BinData (or alternative)

Is there any documentation out there that shows the full use of this gem
(like, for example, how to actually use the “BinData::Choice” class in a
non-trivial example)? Alternatively, is there an
easier/better-documented gem out there for readably parsing binary data
in strings?

This is my minimal example. I’m trying to map terms from a wire
protocol into native Ruby types. The general structure of terms in this
wire protocol is:

    byte:131 + byte:tag + (complex structure according to second tag
    type)

As an example of such a secondary tag type, there is one of the simplest
structures: the “atom”. (It essentially maps to a Ruby symbol
conceptually.) In the wire protocol an atom is: byte:100 + word:length

  • length:string-data. An example would be the atom equivalent to the
    symbol :abcde. Wrapped in the full term definition it would be “\203d
    \000\005abcde” where \203 is the term tag, d is the atom tag, \000\005
    is the length of the atom and abcde is the actual atom value.

Recognizing the atom with BinData is a joy. It’s trivial, it’s
readable, it’s generally a lot of fun. I have dozens of such sub-terms
to write, but each one would likely literally only take me minutes (with
a few exceptions for which c.f. below). It’s the whole wrapping it up
together into the final term that’s causing problems.

Looking at the BinData classes, it seems to me that the Choice class is
perfect for what I need. Sadly BinData comes with very little
comprehensive tutorial documentation and very terse reference
documentation. One of the gaping holes in its coverage is, exactly, the
choice data type. As a result I’m left with this huge hole in my
ability to implement this wire protocol with readable code.
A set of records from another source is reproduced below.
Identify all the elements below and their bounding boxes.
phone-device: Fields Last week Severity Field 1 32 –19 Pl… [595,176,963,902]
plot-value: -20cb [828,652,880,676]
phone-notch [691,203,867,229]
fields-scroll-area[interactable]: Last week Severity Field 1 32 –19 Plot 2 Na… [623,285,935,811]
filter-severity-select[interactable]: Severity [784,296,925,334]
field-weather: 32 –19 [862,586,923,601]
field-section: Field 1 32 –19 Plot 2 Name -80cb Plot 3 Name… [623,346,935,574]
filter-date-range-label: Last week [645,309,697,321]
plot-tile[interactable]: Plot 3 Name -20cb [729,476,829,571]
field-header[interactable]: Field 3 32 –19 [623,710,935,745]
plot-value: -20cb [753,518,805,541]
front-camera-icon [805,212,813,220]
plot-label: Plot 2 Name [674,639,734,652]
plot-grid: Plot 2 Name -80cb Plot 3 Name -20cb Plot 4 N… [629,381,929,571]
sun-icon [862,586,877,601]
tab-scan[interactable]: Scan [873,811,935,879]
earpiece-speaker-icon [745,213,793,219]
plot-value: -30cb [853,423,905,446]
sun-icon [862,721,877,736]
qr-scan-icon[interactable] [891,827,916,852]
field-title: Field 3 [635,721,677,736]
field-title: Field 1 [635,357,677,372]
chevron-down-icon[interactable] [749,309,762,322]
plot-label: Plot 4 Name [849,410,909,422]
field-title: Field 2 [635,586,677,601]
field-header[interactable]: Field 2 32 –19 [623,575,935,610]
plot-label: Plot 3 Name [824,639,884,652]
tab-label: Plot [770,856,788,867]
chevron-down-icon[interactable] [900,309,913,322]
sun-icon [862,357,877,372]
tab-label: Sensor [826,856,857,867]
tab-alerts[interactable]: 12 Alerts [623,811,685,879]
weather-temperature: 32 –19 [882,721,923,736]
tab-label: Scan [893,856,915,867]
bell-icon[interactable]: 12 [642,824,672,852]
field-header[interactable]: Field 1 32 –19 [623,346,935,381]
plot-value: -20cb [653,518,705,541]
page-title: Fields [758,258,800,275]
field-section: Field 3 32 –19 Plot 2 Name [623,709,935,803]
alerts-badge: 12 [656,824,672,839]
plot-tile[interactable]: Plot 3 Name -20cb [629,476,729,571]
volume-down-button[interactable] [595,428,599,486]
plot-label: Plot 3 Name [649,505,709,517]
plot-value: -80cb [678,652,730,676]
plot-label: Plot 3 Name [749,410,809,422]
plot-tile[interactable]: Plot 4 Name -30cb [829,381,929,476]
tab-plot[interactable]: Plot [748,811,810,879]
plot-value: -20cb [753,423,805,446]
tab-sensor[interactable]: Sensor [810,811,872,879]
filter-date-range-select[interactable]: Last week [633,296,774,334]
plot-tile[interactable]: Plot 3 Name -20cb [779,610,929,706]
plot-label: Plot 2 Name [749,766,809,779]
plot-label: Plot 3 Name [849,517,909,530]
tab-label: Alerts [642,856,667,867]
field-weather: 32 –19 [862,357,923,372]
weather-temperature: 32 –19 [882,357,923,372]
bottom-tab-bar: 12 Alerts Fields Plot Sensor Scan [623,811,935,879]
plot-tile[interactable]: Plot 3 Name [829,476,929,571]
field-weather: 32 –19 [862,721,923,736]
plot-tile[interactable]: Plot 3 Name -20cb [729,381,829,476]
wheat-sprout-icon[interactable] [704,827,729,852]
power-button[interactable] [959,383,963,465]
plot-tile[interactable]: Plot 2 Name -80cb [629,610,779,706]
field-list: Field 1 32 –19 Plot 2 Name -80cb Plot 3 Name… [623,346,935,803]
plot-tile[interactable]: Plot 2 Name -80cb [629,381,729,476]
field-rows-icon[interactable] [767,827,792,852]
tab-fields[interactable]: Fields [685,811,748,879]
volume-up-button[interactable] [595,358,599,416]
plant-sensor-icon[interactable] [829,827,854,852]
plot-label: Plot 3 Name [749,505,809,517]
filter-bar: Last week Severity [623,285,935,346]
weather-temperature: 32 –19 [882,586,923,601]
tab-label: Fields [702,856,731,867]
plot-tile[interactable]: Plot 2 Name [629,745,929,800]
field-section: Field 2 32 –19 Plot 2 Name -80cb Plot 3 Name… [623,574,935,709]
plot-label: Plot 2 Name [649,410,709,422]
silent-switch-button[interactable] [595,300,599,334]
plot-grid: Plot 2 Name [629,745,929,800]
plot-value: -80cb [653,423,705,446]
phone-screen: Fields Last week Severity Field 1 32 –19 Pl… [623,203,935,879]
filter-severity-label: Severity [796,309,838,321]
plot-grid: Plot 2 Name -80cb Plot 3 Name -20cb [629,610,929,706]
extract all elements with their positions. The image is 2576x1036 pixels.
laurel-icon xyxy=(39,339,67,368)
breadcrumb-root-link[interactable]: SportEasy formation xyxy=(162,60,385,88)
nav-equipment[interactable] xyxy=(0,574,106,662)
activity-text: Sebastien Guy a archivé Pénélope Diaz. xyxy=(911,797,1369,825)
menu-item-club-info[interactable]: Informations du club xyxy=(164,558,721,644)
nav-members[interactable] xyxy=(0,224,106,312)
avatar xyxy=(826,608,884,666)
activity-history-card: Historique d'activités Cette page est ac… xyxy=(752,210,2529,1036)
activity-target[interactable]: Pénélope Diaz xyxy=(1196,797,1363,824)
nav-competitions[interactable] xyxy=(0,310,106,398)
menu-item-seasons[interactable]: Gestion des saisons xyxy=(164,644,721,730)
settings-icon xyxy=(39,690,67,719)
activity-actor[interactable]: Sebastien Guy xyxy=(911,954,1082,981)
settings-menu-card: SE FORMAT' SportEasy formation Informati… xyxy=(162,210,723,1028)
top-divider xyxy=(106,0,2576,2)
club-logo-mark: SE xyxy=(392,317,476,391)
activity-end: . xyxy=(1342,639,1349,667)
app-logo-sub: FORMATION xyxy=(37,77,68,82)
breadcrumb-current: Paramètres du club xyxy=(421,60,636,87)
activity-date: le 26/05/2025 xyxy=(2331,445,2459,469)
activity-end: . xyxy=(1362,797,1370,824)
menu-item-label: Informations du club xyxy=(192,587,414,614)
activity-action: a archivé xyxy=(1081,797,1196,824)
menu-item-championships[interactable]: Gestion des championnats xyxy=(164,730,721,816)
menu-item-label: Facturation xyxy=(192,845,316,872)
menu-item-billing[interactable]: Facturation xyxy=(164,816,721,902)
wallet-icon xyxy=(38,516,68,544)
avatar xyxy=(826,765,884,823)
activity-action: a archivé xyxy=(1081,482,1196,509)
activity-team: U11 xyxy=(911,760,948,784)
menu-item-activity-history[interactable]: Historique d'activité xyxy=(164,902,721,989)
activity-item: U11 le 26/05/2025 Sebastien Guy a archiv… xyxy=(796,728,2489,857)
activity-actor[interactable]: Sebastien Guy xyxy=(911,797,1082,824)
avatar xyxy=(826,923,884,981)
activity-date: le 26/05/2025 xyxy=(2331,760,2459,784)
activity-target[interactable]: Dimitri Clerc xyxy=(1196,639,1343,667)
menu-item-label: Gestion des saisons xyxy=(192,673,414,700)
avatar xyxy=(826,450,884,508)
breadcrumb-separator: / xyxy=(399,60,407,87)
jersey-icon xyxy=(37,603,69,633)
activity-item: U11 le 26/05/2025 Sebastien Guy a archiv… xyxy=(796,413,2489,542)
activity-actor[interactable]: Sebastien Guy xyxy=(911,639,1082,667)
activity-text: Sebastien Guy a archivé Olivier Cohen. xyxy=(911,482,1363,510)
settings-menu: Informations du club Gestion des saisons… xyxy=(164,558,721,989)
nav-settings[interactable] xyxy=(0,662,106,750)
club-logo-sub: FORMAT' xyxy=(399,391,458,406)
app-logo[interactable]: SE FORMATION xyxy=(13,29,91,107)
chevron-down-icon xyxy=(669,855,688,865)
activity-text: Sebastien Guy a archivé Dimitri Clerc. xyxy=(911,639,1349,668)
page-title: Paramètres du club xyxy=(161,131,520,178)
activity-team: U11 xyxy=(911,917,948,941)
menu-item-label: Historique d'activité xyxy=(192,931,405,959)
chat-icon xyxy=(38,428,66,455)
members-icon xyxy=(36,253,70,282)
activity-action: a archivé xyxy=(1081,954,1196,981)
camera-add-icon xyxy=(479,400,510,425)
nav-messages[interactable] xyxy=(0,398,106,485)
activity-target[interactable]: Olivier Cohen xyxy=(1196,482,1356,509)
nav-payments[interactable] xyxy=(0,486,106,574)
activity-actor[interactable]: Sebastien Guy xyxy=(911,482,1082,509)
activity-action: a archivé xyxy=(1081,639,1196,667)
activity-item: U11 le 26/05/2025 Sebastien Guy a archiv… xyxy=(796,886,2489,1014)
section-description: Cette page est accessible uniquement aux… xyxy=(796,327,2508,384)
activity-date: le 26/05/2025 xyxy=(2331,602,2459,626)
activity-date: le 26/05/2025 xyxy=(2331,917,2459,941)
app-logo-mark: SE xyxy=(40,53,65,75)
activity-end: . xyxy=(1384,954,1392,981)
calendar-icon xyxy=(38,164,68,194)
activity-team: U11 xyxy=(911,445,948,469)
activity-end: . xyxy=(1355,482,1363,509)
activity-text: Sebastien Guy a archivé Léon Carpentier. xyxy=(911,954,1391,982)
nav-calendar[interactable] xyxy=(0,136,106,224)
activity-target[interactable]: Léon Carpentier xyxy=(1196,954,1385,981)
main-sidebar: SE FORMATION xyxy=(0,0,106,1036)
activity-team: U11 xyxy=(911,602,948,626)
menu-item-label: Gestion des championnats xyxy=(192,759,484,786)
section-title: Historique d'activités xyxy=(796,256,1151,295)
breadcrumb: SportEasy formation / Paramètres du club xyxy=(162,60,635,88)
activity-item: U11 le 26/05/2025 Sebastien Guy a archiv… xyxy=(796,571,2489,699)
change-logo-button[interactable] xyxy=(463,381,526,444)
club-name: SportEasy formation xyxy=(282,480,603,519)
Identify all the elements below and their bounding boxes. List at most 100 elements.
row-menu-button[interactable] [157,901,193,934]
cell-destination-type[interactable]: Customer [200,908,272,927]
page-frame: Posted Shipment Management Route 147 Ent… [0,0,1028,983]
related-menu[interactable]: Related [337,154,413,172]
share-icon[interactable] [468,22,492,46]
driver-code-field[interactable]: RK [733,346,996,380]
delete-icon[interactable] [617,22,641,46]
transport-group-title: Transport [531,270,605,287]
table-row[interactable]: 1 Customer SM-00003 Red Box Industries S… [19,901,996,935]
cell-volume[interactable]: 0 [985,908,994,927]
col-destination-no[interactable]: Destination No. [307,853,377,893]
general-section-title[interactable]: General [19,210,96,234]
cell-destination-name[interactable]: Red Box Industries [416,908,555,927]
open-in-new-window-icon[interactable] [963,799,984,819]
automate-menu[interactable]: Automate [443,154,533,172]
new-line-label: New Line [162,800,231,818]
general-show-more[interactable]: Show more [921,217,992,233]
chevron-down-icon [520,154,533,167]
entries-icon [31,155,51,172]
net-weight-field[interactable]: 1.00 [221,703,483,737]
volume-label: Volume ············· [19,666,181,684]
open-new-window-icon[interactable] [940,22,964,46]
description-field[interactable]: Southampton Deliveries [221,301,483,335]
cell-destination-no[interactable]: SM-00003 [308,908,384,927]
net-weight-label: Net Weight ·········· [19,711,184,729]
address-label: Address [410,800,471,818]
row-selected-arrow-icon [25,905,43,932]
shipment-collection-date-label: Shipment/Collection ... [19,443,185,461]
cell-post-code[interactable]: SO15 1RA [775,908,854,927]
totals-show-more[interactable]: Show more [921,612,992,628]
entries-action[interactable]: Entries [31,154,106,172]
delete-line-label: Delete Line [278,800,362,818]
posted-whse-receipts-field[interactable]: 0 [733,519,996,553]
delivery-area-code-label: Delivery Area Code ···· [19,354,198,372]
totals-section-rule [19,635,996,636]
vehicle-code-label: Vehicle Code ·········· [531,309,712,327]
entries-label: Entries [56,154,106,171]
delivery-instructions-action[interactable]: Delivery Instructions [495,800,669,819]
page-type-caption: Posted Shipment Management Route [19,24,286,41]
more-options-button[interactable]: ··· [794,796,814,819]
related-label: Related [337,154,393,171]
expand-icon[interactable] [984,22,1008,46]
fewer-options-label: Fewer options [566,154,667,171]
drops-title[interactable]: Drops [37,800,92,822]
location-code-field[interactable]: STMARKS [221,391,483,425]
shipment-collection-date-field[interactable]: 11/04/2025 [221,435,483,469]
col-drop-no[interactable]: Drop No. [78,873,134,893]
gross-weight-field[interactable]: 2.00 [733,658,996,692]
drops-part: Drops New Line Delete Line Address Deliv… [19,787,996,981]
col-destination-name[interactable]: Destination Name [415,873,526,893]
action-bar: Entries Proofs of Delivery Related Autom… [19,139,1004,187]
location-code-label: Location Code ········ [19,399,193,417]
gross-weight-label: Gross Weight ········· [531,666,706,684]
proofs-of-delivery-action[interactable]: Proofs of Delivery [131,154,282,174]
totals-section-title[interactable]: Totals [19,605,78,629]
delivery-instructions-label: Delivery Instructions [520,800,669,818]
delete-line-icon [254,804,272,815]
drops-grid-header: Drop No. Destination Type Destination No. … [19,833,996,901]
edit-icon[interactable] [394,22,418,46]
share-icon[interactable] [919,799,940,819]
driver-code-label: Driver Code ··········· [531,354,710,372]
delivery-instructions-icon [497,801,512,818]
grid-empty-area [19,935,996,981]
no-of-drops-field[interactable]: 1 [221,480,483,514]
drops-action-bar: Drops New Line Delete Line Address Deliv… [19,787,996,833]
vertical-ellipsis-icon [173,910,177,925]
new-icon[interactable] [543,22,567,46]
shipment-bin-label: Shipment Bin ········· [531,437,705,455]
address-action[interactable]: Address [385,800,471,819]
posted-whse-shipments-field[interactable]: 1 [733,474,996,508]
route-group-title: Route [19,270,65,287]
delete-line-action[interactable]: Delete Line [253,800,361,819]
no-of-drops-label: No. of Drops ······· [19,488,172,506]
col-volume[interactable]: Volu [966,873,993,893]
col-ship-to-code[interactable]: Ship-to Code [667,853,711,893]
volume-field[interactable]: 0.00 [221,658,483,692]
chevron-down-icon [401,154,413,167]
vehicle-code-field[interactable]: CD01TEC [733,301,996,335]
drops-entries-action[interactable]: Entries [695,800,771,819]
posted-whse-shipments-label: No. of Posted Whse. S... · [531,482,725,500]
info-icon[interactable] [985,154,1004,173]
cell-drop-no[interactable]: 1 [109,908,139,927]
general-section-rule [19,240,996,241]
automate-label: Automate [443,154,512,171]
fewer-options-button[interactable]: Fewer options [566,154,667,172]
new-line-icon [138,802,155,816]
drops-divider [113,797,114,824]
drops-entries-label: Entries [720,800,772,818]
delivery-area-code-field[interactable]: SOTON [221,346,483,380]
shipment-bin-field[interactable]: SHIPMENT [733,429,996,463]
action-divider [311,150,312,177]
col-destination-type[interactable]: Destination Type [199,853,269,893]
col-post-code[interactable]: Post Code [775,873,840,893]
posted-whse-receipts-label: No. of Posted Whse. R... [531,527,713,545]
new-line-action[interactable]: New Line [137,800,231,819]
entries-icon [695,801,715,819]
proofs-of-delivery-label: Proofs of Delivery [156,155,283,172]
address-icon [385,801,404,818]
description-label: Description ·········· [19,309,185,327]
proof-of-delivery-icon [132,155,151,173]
Below I have replicated my minimal test case. Class Atom is the one
that tears apart the atom subtype and it works like a charm. (You will
also note how easy it is to read it.) The test string beneath it is
easily parsed and returns exactly the kind of thing I want to be able to
use. BinData saves the day! (You don’t want to know what my first
round of coding this looked like!)

Class Term, on the other hand, is my attempt to add that extra 131
wrapping. It has so far resisted any attempt to make it do anything
other than generate errors about how nilClass doesn’t have some method I
know nothing about (id2class). Which makes sense, of course. I can’t
get anything but that message, however, or even weirder ones when I
start writing desperation code to figure out how it works. Reading the
source doesn’t help much – there’s just nothing there by way of
explaining how things fit together that helps me find the root of the
problem.

Now if the 131-term was the only issue facing me, I’d just hack around
it by checking the first byte of each term for 131 and then parsing the
rest based on the second byte. But it’s not that simple. (Of course.)
What I’ve removed from this example are some very complex cases. There
is, for example, the compressed payload. It has a tag, an uncompressed
length and a string of bytes that, when uncompressed, contain another
secondary term. There are also some term types that are containers for
arbitrary sequences of other terms (tuples, lists, etc.). Each of these
term types requires recursively parsing the binary string to extract
their term by tag type. This can also get arbitrarily deep. It’s not a
situation that’s amenable to trivial hacks. It needs robust binary
parsing and dynamic type building.

So my question boils down to this: first, how can I get the simple case
below working? And if I can’t is there any kind of binary
parsing/unpacking library out there that can handle this kind of thing?
(The ones I checked out on RubyForge didn’t seem able to handle
arbitrary, recursive extraction like what I need.)

    require 'rubygems'
    require 'bindata'
    require 'stringio'
    require 'zlib'

    TAG_MAP = {
      TAG_ATOM = 100          => :atom,
      TAG_TERM = 131          => :term
    }

    class Atom < BinData::Struct
      endian  :big

      uint8   :tag,   :value => TAG_ATOM,               :check_value
    => TAG_ATOM
      uint16  :len,   :value => lambda { data.length }
      string  :data,  :read_length => :len
    end

    p test_string = [TAG_ATOM].pack('C') + "\0\5" + "abcde"
    p Atom.new.read(StringIO.new(test_string))

    class Term < BinData::Struct
      @choicelist = []
      TAG_MAP.each_key do |x|
        @choicelist[x] = [:uint8, {:value => TAG_MAP[x]}]
      end

      endian  :big

      uint8   :tag,   :value => TAG_TERM,       :check_value =>
    TAG_TERM
      choice  :term,  :choices => @choicelist,  :selection => :tag
    end

    p test_string = [TAG_TERM].pack('C') + test_string
    p Term.new.read(StringIO.new(test_string))